盡管寧塵很不愿意做出這樣的決定,礙于當前的形勢,他也只能選擇暫時退走。
曾幾何時。
他才是勇猛征戰的那一個。
今晚,光環屬于張義淳,他的實力,也值得眾人信任和托付。
“白護法,此人太強了。”
幾個險死還生的修行者,趁機逃到了站在外圍的白護法身旁,望著中心處不時傳出來的炸裂聲響,個個膽戰心驚,“有此人阻路,咱們根本闖不過去。”

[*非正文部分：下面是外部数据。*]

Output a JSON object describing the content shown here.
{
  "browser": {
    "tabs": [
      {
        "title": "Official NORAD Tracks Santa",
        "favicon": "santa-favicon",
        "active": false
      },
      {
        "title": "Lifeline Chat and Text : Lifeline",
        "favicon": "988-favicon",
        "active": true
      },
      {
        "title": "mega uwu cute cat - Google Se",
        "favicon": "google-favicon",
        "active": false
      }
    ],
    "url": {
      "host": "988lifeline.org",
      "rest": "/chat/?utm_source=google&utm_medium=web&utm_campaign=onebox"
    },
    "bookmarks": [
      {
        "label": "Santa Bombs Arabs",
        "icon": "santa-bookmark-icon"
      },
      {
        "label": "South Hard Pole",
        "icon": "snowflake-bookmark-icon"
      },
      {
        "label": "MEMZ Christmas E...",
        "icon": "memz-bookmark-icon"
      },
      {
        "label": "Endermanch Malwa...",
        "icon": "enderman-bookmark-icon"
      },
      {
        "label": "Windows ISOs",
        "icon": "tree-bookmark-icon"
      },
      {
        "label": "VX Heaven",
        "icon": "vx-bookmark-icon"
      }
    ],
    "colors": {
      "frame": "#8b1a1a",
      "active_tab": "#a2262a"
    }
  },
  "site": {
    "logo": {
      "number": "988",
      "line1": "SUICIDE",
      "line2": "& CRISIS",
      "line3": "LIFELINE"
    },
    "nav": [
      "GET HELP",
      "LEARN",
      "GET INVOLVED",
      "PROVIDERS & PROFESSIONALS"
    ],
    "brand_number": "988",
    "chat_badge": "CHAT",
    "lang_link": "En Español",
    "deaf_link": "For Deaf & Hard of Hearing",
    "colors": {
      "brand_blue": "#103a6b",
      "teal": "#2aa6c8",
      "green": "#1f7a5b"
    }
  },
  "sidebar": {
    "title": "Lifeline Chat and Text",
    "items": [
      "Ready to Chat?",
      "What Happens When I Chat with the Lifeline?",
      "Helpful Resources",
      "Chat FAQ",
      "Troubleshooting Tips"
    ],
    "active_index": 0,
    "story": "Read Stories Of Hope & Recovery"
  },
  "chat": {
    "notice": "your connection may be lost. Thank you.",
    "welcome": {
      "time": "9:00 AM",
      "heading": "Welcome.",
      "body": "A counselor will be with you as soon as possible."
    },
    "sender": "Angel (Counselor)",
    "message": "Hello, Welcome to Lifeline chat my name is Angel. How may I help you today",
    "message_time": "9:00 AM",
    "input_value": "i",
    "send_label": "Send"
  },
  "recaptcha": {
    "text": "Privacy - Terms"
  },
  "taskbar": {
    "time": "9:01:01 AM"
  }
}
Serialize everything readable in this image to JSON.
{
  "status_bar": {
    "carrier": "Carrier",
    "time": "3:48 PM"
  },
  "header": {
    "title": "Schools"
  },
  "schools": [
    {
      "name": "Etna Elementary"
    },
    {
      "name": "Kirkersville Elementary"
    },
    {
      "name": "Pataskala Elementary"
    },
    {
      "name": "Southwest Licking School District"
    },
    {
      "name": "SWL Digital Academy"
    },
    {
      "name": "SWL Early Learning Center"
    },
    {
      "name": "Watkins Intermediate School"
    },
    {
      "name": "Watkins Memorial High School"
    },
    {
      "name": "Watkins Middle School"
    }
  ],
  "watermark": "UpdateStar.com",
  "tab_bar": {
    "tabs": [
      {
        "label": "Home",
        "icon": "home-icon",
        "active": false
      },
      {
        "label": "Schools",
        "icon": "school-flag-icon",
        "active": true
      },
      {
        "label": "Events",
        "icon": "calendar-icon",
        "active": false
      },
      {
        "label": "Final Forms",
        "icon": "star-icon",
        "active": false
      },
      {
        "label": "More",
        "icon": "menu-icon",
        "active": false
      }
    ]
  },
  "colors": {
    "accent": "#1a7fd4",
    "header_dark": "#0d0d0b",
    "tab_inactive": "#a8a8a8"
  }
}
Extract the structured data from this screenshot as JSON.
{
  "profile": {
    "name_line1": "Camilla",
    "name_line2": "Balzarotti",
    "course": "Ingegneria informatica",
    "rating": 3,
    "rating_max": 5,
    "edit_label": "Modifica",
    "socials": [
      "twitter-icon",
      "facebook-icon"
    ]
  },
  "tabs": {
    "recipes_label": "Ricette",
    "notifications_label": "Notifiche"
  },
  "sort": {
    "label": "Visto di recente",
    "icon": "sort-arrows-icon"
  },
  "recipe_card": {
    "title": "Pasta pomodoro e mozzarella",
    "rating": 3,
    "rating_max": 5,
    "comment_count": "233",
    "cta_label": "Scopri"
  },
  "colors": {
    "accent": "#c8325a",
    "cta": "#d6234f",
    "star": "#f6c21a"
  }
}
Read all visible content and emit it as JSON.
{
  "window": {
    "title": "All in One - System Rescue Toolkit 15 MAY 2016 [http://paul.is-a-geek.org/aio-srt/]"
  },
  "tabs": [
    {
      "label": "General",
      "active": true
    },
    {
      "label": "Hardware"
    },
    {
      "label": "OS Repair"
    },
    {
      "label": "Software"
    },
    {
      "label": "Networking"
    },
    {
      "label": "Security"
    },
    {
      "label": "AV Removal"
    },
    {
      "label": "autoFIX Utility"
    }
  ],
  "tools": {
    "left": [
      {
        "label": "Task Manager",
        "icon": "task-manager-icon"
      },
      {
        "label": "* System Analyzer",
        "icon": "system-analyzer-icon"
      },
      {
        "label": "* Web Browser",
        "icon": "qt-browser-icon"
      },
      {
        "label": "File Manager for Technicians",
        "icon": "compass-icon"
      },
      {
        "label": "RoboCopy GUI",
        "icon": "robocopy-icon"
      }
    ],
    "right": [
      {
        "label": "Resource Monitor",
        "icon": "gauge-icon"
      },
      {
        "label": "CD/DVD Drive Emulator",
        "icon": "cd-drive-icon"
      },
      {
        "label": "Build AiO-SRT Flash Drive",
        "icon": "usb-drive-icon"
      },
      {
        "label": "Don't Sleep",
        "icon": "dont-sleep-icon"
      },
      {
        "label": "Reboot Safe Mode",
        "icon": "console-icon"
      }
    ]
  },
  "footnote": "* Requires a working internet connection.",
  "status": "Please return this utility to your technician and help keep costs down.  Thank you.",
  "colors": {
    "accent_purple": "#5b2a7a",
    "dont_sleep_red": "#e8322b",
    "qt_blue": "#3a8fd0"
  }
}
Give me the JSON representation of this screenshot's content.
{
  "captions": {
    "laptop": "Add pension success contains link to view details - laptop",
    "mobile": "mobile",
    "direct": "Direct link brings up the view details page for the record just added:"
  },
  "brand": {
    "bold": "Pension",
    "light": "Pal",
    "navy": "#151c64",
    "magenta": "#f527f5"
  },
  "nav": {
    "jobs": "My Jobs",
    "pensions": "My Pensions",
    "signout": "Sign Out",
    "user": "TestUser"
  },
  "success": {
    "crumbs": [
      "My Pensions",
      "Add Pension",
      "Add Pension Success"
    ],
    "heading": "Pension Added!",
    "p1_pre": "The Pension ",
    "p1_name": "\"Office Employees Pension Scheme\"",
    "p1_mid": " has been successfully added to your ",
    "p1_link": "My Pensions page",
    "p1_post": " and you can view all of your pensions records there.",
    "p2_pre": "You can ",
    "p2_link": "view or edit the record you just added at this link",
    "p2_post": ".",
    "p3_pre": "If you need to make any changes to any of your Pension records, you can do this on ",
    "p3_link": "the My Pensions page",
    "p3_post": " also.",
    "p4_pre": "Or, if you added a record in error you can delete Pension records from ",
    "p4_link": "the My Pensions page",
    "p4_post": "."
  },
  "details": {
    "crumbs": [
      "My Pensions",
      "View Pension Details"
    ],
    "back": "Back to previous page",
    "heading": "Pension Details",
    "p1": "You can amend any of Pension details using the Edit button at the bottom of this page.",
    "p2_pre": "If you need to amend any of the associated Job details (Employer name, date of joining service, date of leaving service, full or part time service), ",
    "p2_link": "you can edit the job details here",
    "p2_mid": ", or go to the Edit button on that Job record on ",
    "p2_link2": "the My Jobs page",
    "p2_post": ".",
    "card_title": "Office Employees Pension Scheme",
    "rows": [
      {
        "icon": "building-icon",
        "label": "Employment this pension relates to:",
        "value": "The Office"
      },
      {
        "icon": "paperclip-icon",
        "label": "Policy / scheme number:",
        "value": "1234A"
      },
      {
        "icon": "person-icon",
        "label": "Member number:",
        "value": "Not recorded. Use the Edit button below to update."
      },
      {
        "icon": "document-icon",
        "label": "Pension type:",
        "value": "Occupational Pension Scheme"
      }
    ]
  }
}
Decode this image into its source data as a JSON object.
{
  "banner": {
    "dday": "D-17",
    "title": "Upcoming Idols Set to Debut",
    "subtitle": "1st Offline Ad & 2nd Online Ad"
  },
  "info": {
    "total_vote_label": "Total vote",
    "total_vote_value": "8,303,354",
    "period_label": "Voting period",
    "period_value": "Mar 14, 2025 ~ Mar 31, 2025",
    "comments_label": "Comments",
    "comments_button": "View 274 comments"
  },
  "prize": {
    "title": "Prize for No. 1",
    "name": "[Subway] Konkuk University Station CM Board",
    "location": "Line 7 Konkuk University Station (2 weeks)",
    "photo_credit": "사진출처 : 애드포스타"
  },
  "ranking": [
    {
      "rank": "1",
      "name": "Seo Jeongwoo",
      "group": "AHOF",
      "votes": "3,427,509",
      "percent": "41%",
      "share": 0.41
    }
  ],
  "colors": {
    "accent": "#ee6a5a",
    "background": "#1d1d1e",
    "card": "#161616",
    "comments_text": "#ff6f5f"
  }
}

白護法眼眸深沉地盯著戰場中心,張義淳勇猛揮拳的場景,深刻的印在了他的腦海。
“殺意凝聚而來的煞氣。”
白護法陰沉開口。
“白護法,你說什么?”
“老夫或許明白了這個莽夫的實力為何如此強悍了。”
白護法心思大定,“他修道只是為了壓制身上的煞氣,真正的力量來源也是于此。”
“陰氣乃是由死亡氣息凝聚而來。”
“而煞氣,則是滔天的殺意才能累積。”
“只是,能將煞氣當做修行的力量,此人這一生,究竟殺了多少人?”
但凡能成為修煉的力量,都需要極為龐大的根基。
力量越強,需要的根基就愈發龐大。
寧塵修行出來的本源力量,便是由鬼門關石碑龐大的陰氣基礎作為根基,加上乾坤戒指內的虛無之氣作為輔佐,吸收天地陰陽,五行之氣,共同凝聚出來。
巔峰時期的寧塵,自然比張義淳強了不止一倍。
那也是因為他的根基著實太過龐大而導致。
而張義淳呢,僅憑殺人,便可達到無視境界,將實力硬生生拔高到不遜于上三境實力的強悍程度。
他所需要的殺意根基,不比鬼門關少到哪里去。
“一將功成萬骨枯。”
白護法隱隱明白了什么,“曾經的北境之王利用北境戰場凝聚的這一身煞氣,恐怕需要數千萬人的死亡才能達到。”
“哈哈哈,老夫此行,當真是大開眼界啊。”
自古以來,從未聽聞有人能將煞氣當做修行力量。
張義淳可謂是開天辟地的天下第一人。
此時,望著殺意張狂的張義淳,白護法眼神逐漸貪婪,“老夫這一生也殺了不少人,若是懂得能將殺意凝聚成煞氣的方法,老夫的實力……”
提升實力的契機,不知道多長時間才能出現一次。
機緣很重要。
能否把握住這份機遇,同樣重要。
意識到張義淳可能掌握一種亙古未有的修行之法后,白護法頓時將他當做修行的一次機緣,“傳令下去,不準殺了張義淳。”
“啊這……”
旁邊幾位修行者面面相覷,“這是我們想殺就能殺的強者嗎?”
“一著不慎,死的很有可能是我們。”
“白護法是不是瘋了?”
覺察到眾人的臉色,白護法臉色一沉,“去,立刻聯系楊慶龍,讓他不要再理會小島上的一切事情,將所有力量,全部集合到這邊來。”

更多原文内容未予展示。